ISTANBUL -- Turkey and the United States agreed Saturday to accelerate preparations for the possible fall of Syrian President Bashar Assad, creating a formal bilateral team to help the opposition, providing aid to fleeing refugees, and planning for worst-case outcomes that include a chemical weapons attack.
Secretary of State Hillary Clinton and Turkey's Foreign Minister Ahmet Davutoglu said that with the situation in Syria growing more dire, it was time to share information and planning.
They said a task force with intelligence, military, and political leaders from both countries would be formed immediately to track Syria's present and plan for its future.
Mrs. Clinton, who also announced an additional $5.5 million in humanitarian assistance for refugees, left open the possibility of setting up a no-fly zone, suggesting that the team assigned to perform an "intense analysis" of all options could be a precursor to more direct assistance. But she stopped short of describing specific plans for helping Syria's opposition fighters.
U.S. officials said the United States remained concerned about providing weapons or air support because it could draw a violent response, not just from Syria but also from Russia, Iran, and other allies of Assad.
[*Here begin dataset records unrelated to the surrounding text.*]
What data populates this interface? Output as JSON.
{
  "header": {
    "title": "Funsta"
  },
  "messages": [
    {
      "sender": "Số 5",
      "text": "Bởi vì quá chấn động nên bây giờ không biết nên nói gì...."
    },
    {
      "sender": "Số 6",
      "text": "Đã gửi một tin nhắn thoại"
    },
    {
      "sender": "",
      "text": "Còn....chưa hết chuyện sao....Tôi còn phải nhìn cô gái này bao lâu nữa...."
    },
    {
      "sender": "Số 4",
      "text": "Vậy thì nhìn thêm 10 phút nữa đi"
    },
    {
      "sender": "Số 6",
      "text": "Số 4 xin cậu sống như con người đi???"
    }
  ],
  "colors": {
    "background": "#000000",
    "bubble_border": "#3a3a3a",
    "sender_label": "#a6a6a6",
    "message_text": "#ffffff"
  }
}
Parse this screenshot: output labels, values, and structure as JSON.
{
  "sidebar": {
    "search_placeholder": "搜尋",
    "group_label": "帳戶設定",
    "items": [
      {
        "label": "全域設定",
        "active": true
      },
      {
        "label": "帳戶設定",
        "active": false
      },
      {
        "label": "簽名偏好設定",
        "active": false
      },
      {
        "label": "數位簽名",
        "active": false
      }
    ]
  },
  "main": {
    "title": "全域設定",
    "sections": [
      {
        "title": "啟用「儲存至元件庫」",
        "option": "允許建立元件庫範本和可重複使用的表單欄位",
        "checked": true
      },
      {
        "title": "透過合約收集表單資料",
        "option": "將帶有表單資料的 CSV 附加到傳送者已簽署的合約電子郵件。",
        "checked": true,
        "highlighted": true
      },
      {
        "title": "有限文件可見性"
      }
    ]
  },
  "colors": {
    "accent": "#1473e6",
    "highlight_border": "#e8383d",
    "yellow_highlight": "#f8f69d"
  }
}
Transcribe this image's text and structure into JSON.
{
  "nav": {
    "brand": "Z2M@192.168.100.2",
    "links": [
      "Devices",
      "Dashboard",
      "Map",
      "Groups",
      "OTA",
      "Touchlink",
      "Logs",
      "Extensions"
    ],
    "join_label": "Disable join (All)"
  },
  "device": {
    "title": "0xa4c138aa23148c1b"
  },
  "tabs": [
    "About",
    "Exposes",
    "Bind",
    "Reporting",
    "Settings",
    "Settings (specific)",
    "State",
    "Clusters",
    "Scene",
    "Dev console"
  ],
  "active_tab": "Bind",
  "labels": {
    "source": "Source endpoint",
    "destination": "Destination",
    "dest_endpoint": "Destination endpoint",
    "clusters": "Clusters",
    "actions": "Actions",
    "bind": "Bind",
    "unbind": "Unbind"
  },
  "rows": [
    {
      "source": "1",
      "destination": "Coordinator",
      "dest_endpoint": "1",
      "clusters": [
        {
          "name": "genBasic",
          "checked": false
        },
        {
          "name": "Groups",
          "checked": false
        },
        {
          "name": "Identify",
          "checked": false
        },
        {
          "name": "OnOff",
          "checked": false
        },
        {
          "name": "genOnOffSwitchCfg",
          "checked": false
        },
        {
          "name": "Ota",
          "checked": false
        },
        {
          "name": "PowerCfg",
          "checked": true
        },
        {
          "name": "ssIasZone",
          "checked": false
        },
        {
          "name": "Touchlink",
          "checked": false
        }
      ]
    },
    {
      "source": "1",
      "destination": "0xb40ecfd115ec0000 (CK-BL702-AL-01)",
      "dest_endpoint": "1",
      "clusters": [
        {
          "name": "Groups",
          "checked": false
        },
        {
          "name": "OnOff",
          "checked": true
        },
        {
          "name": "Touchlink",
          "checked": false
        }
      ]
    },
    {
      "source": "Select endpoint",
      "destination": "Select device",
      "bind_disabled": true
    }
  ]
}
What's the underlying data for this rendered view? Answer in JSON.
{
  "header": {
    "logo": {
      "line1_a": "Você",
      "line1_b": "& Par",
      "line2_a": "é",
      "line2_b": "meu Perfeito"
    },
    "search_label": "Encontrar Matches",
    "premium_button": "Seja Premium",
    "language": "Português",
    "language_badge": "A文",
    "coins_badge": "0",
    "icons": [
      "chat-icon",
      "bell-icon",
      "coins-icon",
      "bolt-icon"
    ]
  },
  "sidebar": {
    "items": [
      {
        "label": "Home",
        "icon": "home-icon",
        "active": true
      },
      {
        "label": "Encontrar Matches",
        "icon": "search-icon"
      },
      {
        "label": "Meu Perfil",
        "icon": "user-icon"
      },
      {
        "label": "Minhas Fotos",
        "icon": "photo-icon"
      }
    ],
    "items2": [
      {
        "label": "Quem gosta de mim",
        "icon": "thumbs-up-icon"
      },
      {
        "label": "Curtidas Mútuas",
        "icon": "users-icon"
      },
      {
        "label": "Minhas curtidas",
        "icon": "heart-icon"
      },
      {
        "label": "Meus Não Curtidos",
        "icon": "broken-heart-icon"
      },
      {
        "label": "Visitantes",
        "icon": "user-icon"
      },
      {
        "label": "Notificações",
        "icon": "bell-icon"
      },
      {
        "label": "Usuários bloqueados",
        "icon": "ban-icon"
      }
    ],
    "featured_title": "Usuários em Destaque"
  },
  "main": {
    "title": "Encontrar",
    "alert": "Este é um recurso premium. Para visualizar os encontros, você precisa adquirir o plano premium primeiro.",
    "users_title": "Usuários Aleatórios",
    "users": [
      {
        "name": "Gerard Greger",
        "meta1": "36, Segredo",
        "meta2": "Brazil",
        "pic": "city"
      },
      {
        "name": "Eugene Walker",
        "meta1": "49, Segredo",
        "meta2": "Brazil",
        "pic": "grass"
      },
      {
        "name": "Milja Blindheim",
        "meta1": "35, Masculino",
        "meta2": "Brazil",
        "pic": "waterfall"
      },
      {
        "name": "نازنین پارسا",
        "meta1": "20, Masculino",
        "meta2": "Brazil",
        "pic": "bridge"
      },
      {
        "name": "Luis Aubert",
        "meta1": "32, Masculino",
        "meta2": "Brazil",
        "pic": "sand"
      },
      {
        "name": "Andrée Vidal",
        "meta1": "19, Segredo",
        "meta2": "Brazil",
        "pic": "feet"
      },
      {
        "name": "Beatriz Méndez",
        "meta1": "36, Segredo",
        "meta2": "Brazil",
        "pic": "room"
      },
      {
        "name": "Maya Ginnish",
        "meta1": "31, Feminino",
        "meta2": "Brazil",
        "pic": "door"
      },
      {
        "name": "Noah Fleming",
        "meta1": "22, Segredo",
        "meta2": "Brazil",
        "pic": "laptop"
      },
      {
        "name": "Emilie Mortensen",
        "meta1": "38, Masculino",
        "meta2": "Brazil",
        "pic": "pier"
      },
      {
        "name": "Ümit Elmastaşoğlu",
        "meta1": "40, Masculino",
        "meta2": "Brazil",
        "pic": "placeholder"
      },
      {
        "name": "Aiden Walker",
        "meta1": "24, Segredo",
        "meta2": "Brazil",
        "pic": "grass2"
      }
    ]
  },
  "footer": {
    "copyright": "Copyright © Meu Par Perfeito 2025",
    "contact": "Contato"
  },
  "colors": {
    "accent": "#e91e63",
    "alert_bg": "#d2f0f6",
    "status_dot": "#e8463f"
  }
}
Hinting at fears of a wider war, Mrs. Clinton said the goal was to hasten the removal of Assad but "not in a way that produces even more death, injury, and destruction."
In Syria on Saturday, gunmen detonated back-to-back roadside bombs and clashed with police in central Damascus in attacks that caused no damage but highlighted the ability of rebels to breach the intense security near Assad's power bases.
In Aleppo, activists said Syrian forces pressed ahead with an offensive to break rebel footholds in the city.
The London-based Syrian Observatory for Human Rights said a helicopter gunship fired missiles at apartment buildings.